Second, everyone has its own ideas of what is effective and sensible, and if we add "proportionate" to the mix the dispersion of opinions get even greater. It is dangerous thinking to encourage the overriding of institutional safeguards because YOU think one particular course of action in one concrete case is "effective and sensible" and should be enforced roughshod, and I'm glad the Japanese people as a whole are remembering past lessons better than harried Westerners.

As a practical matter, if you want to advocate for 強行採決 in the Japanese context, you might want to recheck the LDP's wishlist, and understand that ALL of them would go through in short order once this politico-psychological barrier is removed. We live in an imperfect world, and in Japan the LDP is the only feasible Party of Power. Twice in the past twenty years, Japanese have tried putting other parties in the driving seat. But if politics is the art of the possible, they simply are not good politicians because they don't have experience to give them a feel of what's possible and at what prices, and they don't have the connections to maximize what is possible. The LDP was soon reinstated and now w/ history on their side they will have to F-up very badly before the Japanese population as a whole will resort to replacing them.

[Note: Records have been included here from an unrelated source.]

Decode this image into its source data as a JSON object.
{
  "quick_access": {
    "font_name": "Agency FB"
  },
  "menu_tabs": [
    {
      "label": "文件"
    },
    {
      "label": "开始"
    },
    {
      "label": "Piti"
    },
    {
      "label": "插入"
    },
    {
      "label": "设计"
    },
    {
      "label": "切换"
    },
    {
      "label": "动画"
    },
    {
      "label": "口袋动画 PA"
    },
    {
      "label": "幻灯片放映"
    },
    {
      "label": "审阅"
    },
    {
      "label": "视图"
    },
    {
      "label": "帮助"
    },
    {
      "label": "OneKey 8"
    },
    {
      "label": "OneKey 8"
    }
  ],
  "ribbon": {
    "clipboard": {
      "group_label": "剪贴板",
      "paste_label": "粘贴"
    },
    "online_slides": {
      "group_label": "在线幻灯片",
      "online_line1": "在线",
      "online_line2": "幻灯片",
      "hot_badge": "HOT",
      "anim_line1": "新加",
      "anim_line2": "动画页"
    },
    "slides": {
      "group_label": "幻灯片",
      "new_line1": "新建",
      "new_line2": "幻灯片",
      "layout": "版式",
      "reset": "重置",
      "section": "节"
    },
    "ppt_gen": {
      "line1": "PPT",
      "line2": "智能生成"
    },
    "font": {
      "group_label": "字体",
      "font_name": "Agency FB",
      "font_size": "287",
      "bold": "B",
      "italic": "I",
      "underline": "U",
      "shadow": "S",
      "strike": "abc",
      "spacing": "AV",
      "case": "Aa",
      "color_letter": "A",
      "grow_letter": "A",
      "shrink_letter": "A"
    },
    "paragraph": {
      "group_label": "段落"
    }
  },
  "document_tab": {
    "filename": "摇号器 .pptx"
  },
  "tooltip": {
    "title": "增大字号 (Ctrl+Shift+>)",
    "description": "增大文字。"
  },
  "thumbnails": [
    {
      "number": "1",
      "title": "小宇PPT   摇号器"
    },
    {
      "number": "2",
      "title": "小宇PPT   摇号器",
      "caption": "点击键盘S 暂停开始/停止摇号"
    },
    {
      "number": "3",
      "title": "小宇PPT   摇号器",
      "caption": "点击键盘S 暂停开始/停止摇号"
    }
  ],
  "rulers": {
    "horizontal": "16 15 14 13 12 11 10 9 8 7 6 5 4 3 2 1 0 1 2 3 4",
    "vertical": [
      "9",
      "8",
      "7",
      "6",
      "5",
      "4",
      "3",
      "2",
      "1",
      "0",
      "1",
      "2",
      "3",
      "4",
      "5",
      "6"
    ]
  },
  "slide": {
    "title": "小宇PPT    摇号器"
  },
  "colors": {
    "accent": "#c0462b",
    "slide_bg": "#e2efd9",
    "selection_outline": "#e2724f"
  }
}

Relying on pressure from financial institutions to enforce government public policy is bonkers.

Why is that? Ultimately, the enforcement of all government policy beyond what can be achieved by voluntary compliance is by coercion - the threat of consequences for compliance. If it's possible to get the financial institutions to cooperate, "requesting" them to enforce government public policy does have its advantages. The financial institutions have much personal contact with the various restaurants than the government does and can tailor the coercion much better than the government, who is both out of touch and obliged to "pretend they are equal" even when they are not.